A few responses:
1. Landscape vs Portrait with 300: Personally, I shoot 90% of baseball in landscape with the 300 and then as and if needed, will crop into portrait mode (see first photo below for example). A time when I do shoot portrait is when I am close to pitchers, or from behind the plate and want to get a full body shot (see second below for example):


2. Your baserunner image: The shot is overexposed to begin with and also looks out of focus a bit. I don't have an EXIF reader, so don't know what your settings were, but my base settings for baseball are Av mode with Aperture of 3.2-4.0 (depending on how much DOF I feel like for the day) and then a shutter speed of no less than 1/1000 and then adjust ISO as needed to get there. On sunny days like this, I will also overexpose (EV + 1/3 to 2/3) to lighten shadows under caps and such. Use the center point only for focusing, AI Servo mode, and try and learn how to use the back * button for starting the AF. Also shoot RAW and then after editing export to JPEG. Way more latitude with editing light issues with RAW images, than there is with JPEG.
3. The post above asks Why 1600 ISO?: As noted above, I like to keep shutter speeds for baseball at 1/1000 and often way higher. Obviously on bright sunny days I can get away with 400-800, but as night falls and on overcast days, sometimes 1600 ISO or higher is needed to stay there. In fact the pitcher photo above for example was at 2500 ISO.

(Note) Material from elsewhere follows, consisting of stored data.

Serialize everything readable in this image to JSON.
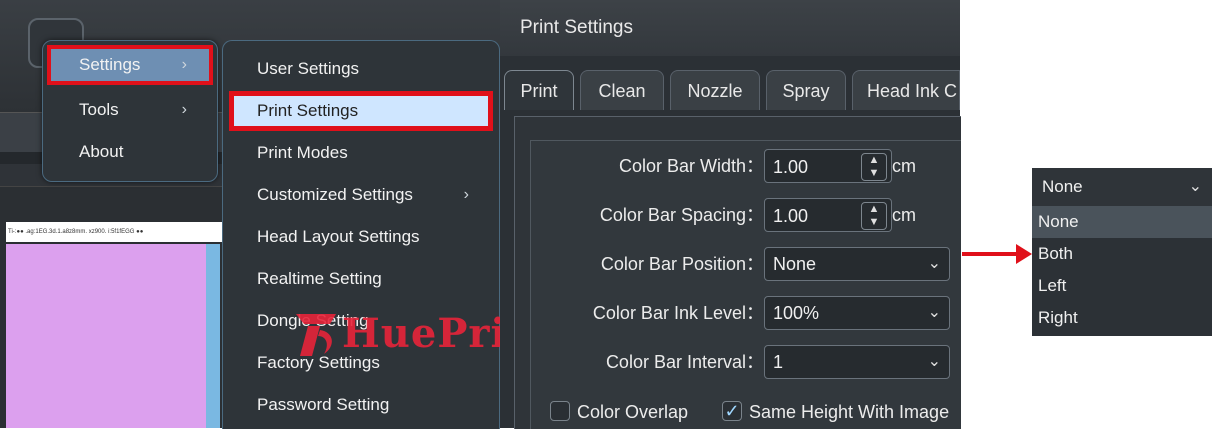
{
  "main_menu": {
    "items": [
      {
        "label": "Settings",
        "has_submenu": true,
        "highlighted": true
      },
      {
        "label": "Tools",
        "has_submenu": true
      },
      {
        "label": "About",
        "has_submenu": false
      }
    ]
  },
  "sub_menu": {
    "items": [
      {
        "label": "User Settings"
      },
      {
        "label": "Print Settings",
        "highlighted": true
      },
      {
        "label": "Print Modes"
      },
      {
        "label": "Customized Settings",
        "has_submenu": true
      },
      {
        "label": "Head Layout Settings"
      },
      {
        "label": "Realtime Setting"
      },
      {
        "label": "Dongle Setting"
      },
      {
        "label": "Factory Settings"
      },
      {
        "label": "Password Setting"
      }
    ]
  },
  "status_strip": {
    "text": "Ti-:●●  .ag:1EG.3d.1.a8z8mm. xz900.  i:5f1fEGG ●●"
  },
  "watermark": {
    "text": "HuePrime"
  },
  "dialog": {
    "title": "Print Settings",
    "tabs": [
      {
        "label": "Print",
        "active": true
      },
      {
        "label": "Clean"
      },
      {
        "label": "Nozzle"
      },
      {
        "label": "Spray"
      },
      {
        "label": "Head Ink C"
      }
    ],
    "colon": "：",
    "fields": {
      "bar_width": {
        "label": "Color Bar Width",
        "value": "1.00",
        "unit": "cm"
      },
      "bar_spacing": {
        "label": "Color Bar Spacing",
        "value": "1.00",
        "unit": "cm"
      },
      "bar_position": {
        "label": "Color Bar Position",
        "value": "None"
      },
      "bar_ink_level": {
        "label": "Color Bar Ink Level",
        "value": "100%"
      },
      "bar_interval": {
        "label": "Color Bar Interval",
        "value": "1"
      }
    },
    "checkboxes": {
      "color_overlap": {
        "label": "Color Overlap",
        "checked": false
      },
      "same_height": {
        "label": "Same Height With Image",
        "checked": true
      }
    }
  },
  "position_dropdown": {
    "selected": "None",
    "options": [
      "None",
      "Both",
      "Left",
      "Right"
    ],
    "hovered_index": 0
  },
  "colors": {
    "highlight_red": "#e0101a",
    "menu_bg": "#2e3439",
    "selected_item": "#cfe6ff",
    "settings_item": "#6e8fb3"
  }
}
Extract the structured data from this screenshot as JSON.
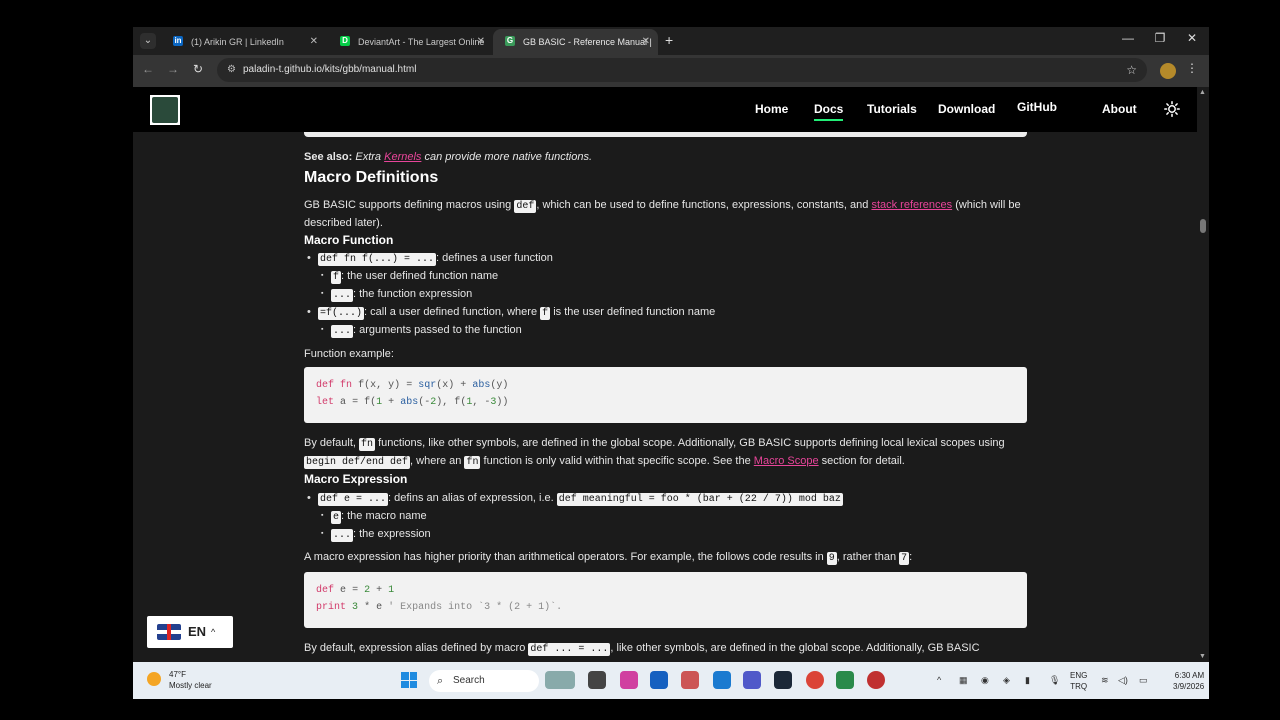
{
  "browser": {
    "tabs": [
      {
        "title": "(1) Arikin GR | LinkedIn",
        "icon": "linkedin-icon",
        "color": "#0a66c2",
        "glyph": "in"
      },
      {
        "title": "DeviantArt - The Largest Online",
        "icon": "deviantart-icon",
        "color": "#05cc47",
        "glyph": "D"
      },
      {
        "title": "GB BASIC - Reference Manual |",
        "icon": "gbbasic-icon",
        "color": "#3a9a5a",
        "glyph": "G"
      }
    ],
    "url": "paladin-t.github.io/kits/gbb/manual.html"
  },
  "site": {
    "nav": [
      "Home",
      "Docs",
      "Tutorials",
      "Download",
      "GitHub",
      "About"
    ],
    "active_nav": "Docs"
  },
  "doc": {
    "see_also_label": "See also:",
    "see_also_pre": " Extra ",
    "see_also_link": "Kernels",
    "see_also_post": " can provide more native functions.",
    "h_macro_defs": "Macro Definitions",
    "p1_a": "GB BASIC supports defining macros using ",
    "p1_code": "def",
    "p1_b": ", which can be used to define functions, expressions, constants, and ",
    "p1_link": "stack references",
    "p1_c": " (which will be",
    "p1_d": "described later).",
    "h_macro_fn": "Macro Function",
    "b1_code": "def fn f(...) = ...",
    "b1_text": ": defines a user function",
    "b1a_code": "f",
    "b1a_text": ": the user defined function name",
    "b1b_code": "...",
    "b1b_text": ": the function expression",
    "b2_code": "=f(...)",
    "b2_text_a": ": call a user defined function, where ",
    "b2_code2": "f",
    "b2_text_b": " is the user defined function name",
    "b2a_code": "...",
    "b2a_text": ": arguments passed to the function",
    "fn_example": "Function example:",
    "code1": [
      "def fn f(x, y) = sqr(x) + abs(y)",
      "let a = f(1 + abs(-2), f(1, -3))"
    ],
    "p2_a": "By default, ",
    "p2_code": "fn",
    "p2_b": " functions, like other symbols, are defined in the global scope. Additionally, GB BASIC supports defining local lexical scopes using",
    "p2_code2": "begin def/end def",
    "p2_c": ", where an ",
    "p2_code3": "fn",
    "p2_d": " function is only valid within that specific scope. See the ",
    "p2_link": "Macro Scope",
    "p2_e": " section for detail.",
    "h_macro_expr": "Macro Expression",
    "b3_code": "def e = ...",
    "b3_text": ": defins an alias of expression, i.e. ",
    "b3_code2": "def meaningful = foo * (bar + (22 / 7)) mod baz",
    "b3a_code": "e",
    "b3a_text": ": the macro name",
    "b3b_code": "...",
    "b3b_text": ": the expression",
    "p3_a": "A macro expression has higher priority than arithmetical operators. For example, the follows code results in ",
    "p3_code": "9",
    "p3_b": ", rather than ",
    "p3_code2": "7",
    "p3_c": ":",
    "code2": [
      "def e = 2 + 1",
      "print 3 * e ' Expands into `3 * (2 + 1)`."
    ],
    "p4_a": "By default, expression alias defined by macro ",
    "p4_code": "def ... = ...",
    "p4_b": ", like other symbols, are defined in the global scope. Additionally, GB BASIC"
  },
  "language_widget": {
    "code": "EN"
  },
  "taskbar": {
    "weather_temp": "47°F",
    "weather_desc": "Mostly clear",
    "search_placeholder": "Search",
    "lang_top": "ENG",
    "lang_bottom": "TRQ",
    "time": "6:30 AM",
    "date": "3/9/2026"
  }
}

4. Lightroom and Post Processing - I use LR for pretty much 99.99% of my processing and workflow...import, select, edit, crop, rotate, export to JPEG. It is a fantastic tool and well worth the investment. It also has great noise reduction and allows me to get useable sports images at 6400-10,000 ISO and higher. I agree with D. Warren above, and feel that taking the picture and getting your settings right in camera is about 25% of the job, properly post-processing it (adjust lighting as needed, fix shadows and highlights, crop, straighten, etc) is the other 75%.